Alkaline phosphatase responsive disulfide formation for transforming into fiber structure inside mitochondria of senescent cells

Abstract

The intracellular biomacromolecules including proteins, DNA, and polysaccharides, play an important role to perform cellular function. Theses macromolecules have specific structure synthesized by the self-assembly of small molecules such as amino acids, nucleotides, and monossacharides, but they have distinct properties that the small molecules do not have. Interestingly, the structure could be transformed into two or more alternative conformations under a given environment, which is related to multiple physiological activities of biological entities. From this perspective, understanding the mechanism of structural transformation could open a new chapter to explore artificial chemical system that imitates bioprocesses.
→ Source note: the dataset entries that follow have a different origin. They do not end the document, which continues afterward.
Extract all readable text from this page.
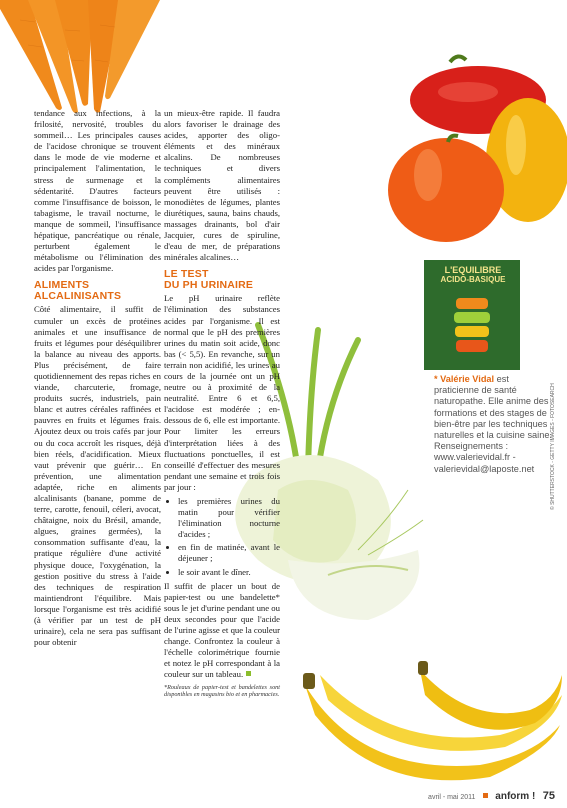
L'EQUILIBRE
ACIDO-BASIQUE

tendance aux infections, à la frilosité, nervosité, troubles du sommeil… Les principales causes de l'acidose chronique se trouvent dans le mode de vie moderne et principalement l'alimentation, le stress de surmenage et la sédentarité. D'autres facteurs comme l'insuffisance de boisson, le tabagisme, le travail nocturne, le manque de sommeil, l'insuffisance hépatique, pancréatique ou rénale, perturbent également le métabolisme ou l'élimination des acides par l'organisme.

ALIMENTS ALCALINISANTS

Côté alimentaire, il suffit de cumuler un excès de protéines animales et une insuffisance de fruits et légumes pour déséquilibrer la balance au niveau des apports. Plus précisément, de faire quotidiennement des repas riches en viande, charcuterie, fromage, produits sucrés, industriels, pain blanc et autres céréales raffinées et pauvres en fruits et légumes frais. Ajoutez deux ou trois cafés par jour ou du coca accroît les risques, déjà bien réels, d'acidification. Mieux vaut prévenir que guérir… En prévention, une alimentation adaptée, riche en aliments alcalinisants (banane, pomme de terre, carotte, fenouil, céleri, avocat, châtaigne, noix du Brésil, amande, algues, graines germées), la consommation suffisante d'eau, la pratique régulière d'une activité physique douce, l'oxygénation, la gestion positive du stress à l'aide des techniques de respiration maintiendront l'équilibre. Mais lorsque l'organisme est très acidifié (à vérifier par un test de pH urinaire), cela ne sera pas suffisant pour obtenir

un mieux-être rapide. Il faudra alors favoriser le drainage des acides, apporter des oligo-éléments et des minéraux alcalins. De nombreuses techniques et divers compléments alimentaires peuvent être utilisés : monodiètes de légumes, plantes diurétiques, sauna, bains chauds, massages drainants, bol d'air Jacquier, cures de spiruline, d'eau de mer, de préparations minérales alcalines…

LE TEST
DU PH URINAIRE

Le pH urinaire reflète l'élimination des substances acides par l'organisme. Il est normal que le pH des premières urines du matin soit acide, donc bas (< 5,5). En revanche, sur un terrain non acidifié, les urines au cours de la journée ont un pH neutre ou à proximité de la neutralité. Entre 6 et 6,5, l'acidose est modérée ; en-dessous de 6, elle est importante. Pour limiter les erreurs d'interprétation liées à des fluctuations ponctuelles, il est conseillé d'effectuer des mesures pendant une semaine et trois fois par jour :

• les premières urines du matin pour vérifier l'élimination nocturne d'acides ;
• en fin de matinée, avant le déjeuner ;
• le soir avant le dîner.

Il suffit de placer un bout de papier-test ou une bandelette* sous le jet d'urine pendant une ou deux secondes pour que l'acide de l'urine agisse et que la couleur change. Confrontez la couleur à l'échelle colorimétrique fournie et notez le pH correspondant à la couleur sur un tableau.

*Rouleaux de papier-test et bandelettes sont disponibles en magasins bio et en pharmacies.
* Valérie Vidal est praticienne de santé naturopathe. Elle anime des formations et des stages de bien-être par les techniques naturelles et la cuisine saine.
Renseignements : www.valerievidal.fr - valerievidal@laposte.net	© SHUTTERSTOCK - GETTY IMAGES - FOTOSEARCH
avril - mai 2011 anform ! 75
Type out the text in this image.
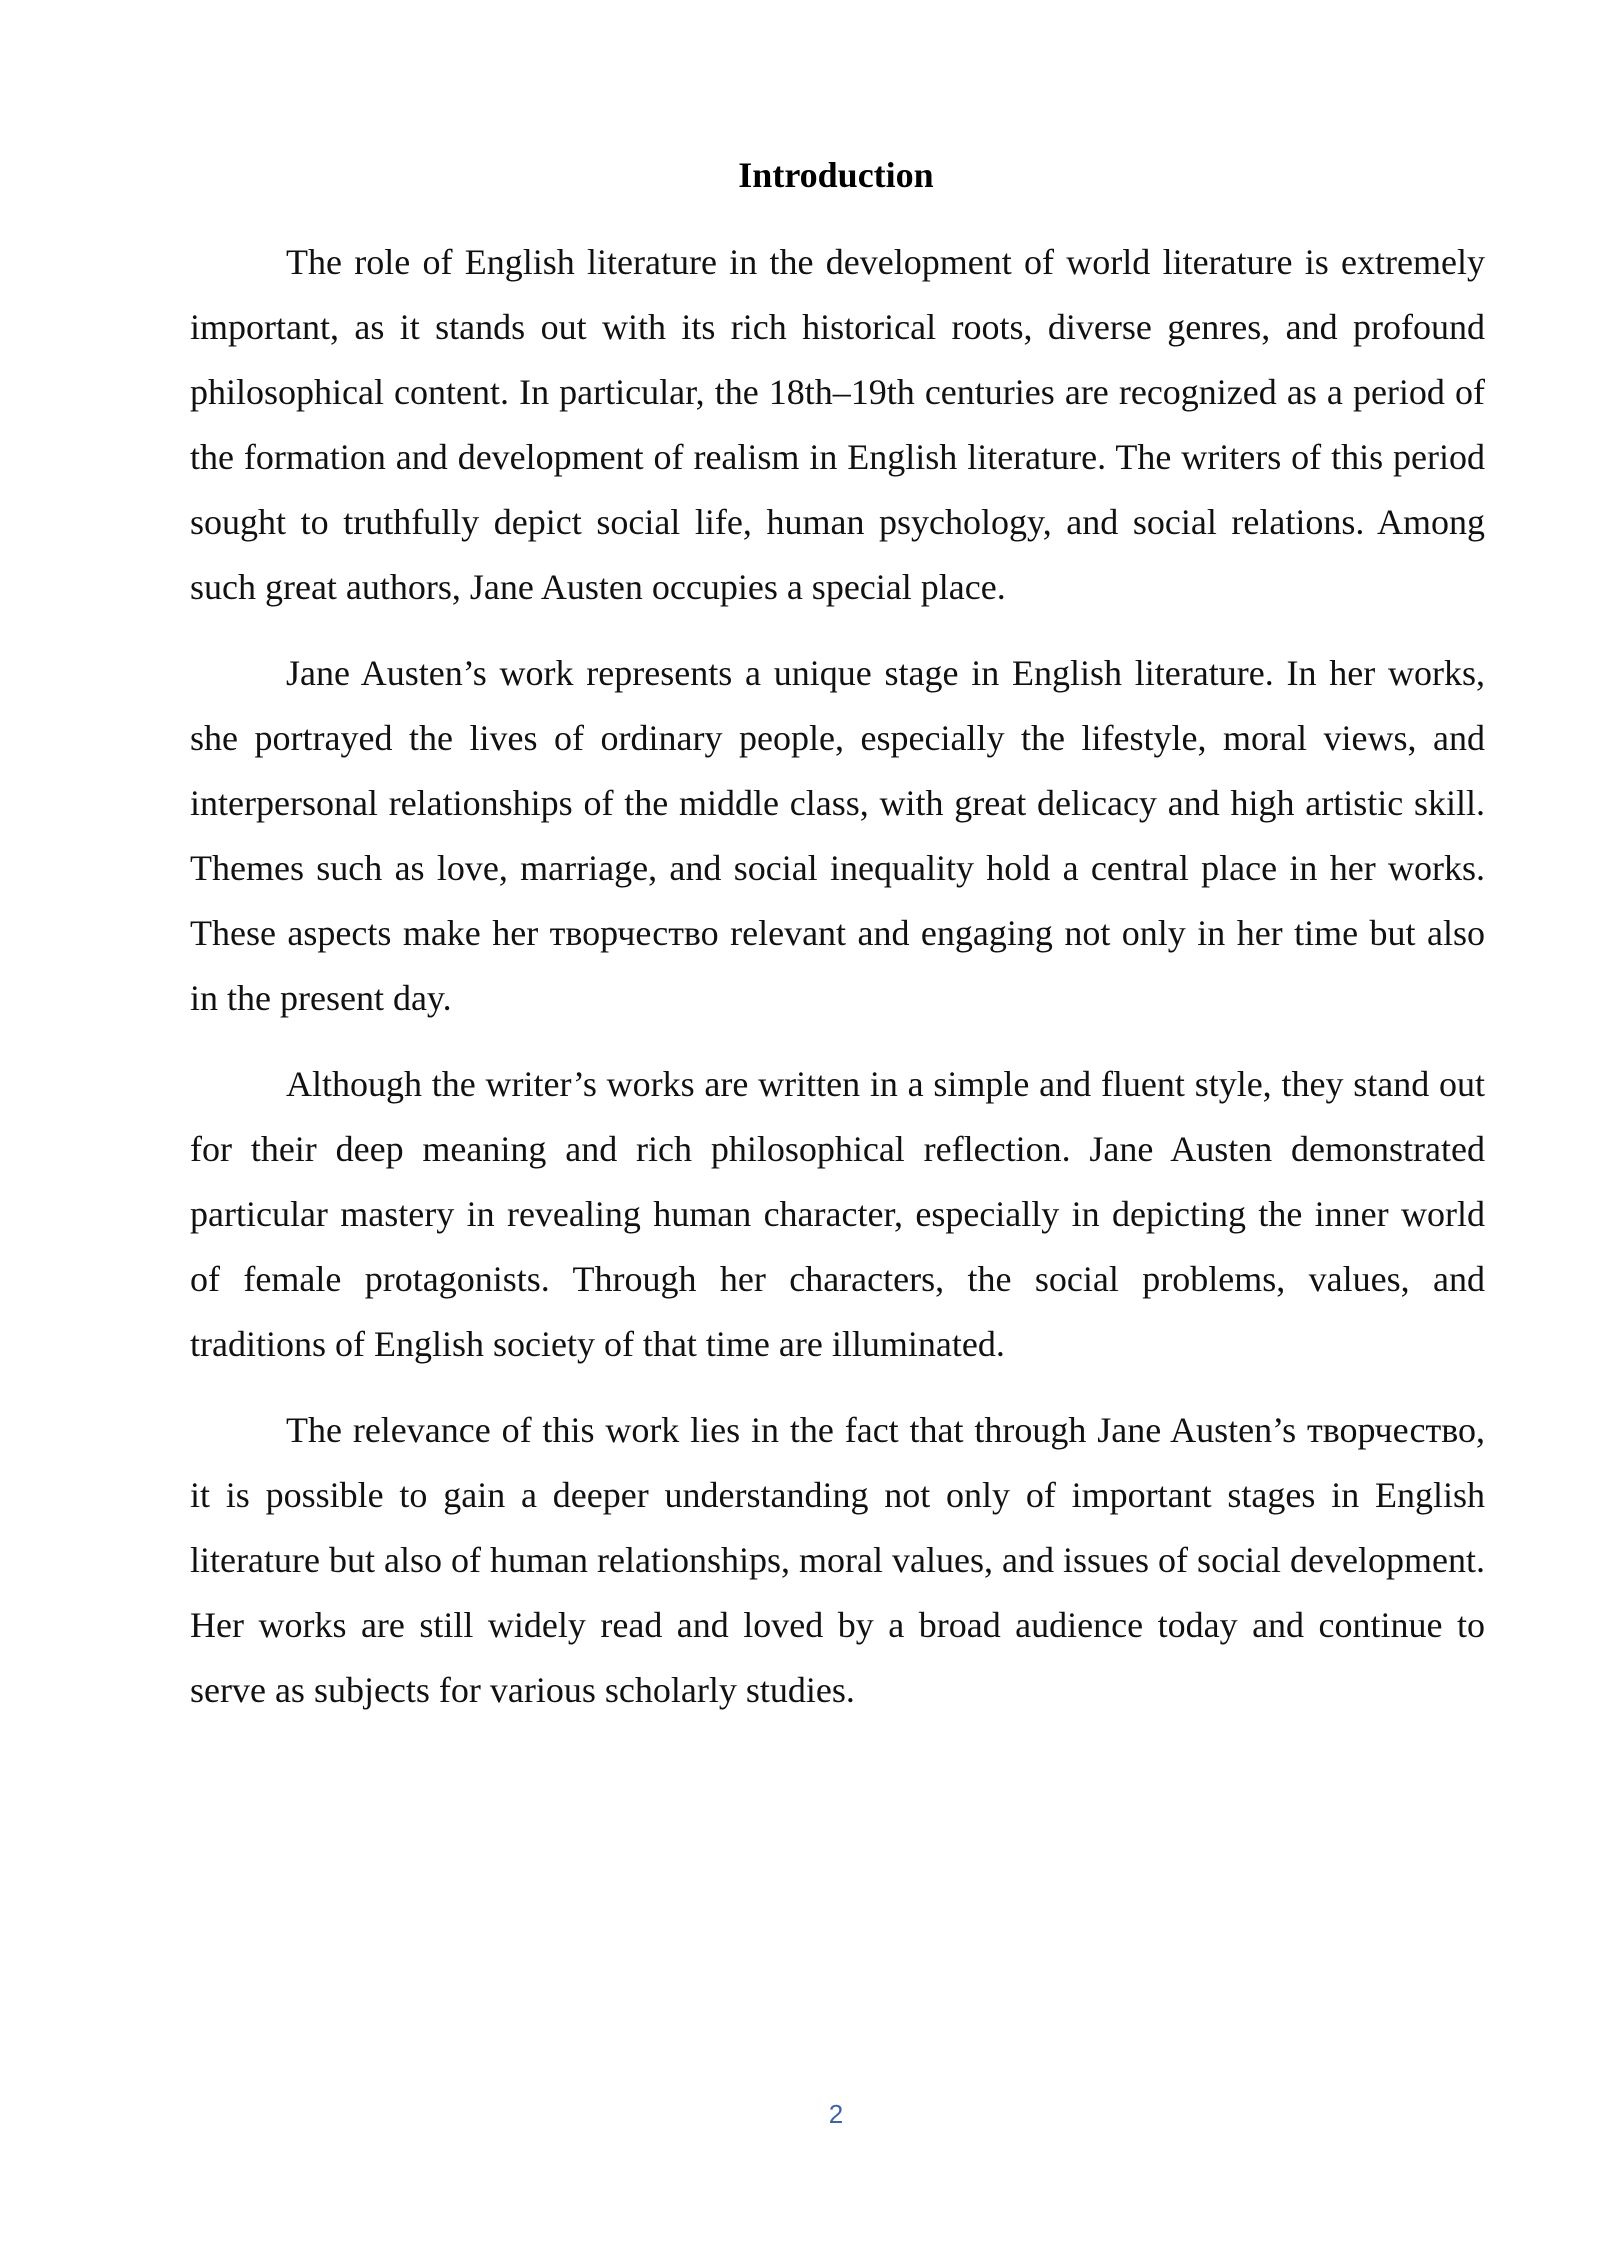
Introduction

The role of English literature in the development of world literature is extremely important, as it stands out with its rich historical roots, diverse genres, and profound philosophical content. In particular, the 18th–19th centuries are recognized as a period of the formation and development of realism in English literature. The writers of this period sought to truthfully depict social life, human psychology, and social relations. Among such great authors, Jane Austen occupies a special place.

Jane Austen’s work represents a unique stage in English literature. In her works, she portrayed the lives of ordinary people, especially the lifestyle, moral views, and interpersonal relationships of the middle class, with great delicacy and high artistic skill. Themes such as love, marriage, and social inequality hold a central place in her works. These aspects make her творчество relevant and engaging not only in her time but also in the present day.

Although the writer’s works are written in a simple and fluent style, they stand out for their deep meaning and rich philosophical reflection. Jane Austen demonstrated particular mastery in revealing human character, especially in depicting the inner world of female protagonists. Through her characters, the social problems, values, and traditions of English society of that time are illuminated.

The relevance of this work lies in the fact that through Jane Austen’s творчество, it is possible to gain a deeper understanding not only of important stages in English literature but also of human relationships, moral values, and issues of social development. Her works are still widely read and loved by a broad audience today and continue to serve as subjects for various scholarly studies.

2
Herein, we developed intracellular transformable assembly system via disulfide formation, in which the spherical structure (inactive form) would be transformed into the fiber structure (active form) for regulating cellular fate. The designed monomer, in which the thiol groups were blocked by phosphate groups, did not form a disulfide bond and assembled into a spherical structure in a zwitterionic form. The p-Mito-1 undergoes rapid dephosphorylation catalyzed by ALP to form Mito-1, thereby accumulating into mitochondria and transforming into fiber structure through disulfide formation by reactive oxygen species (ROS). The resulting fiber structure disrupted the mitochondrial membrane, leading to activation of apoptotic signaling toward senescent cell.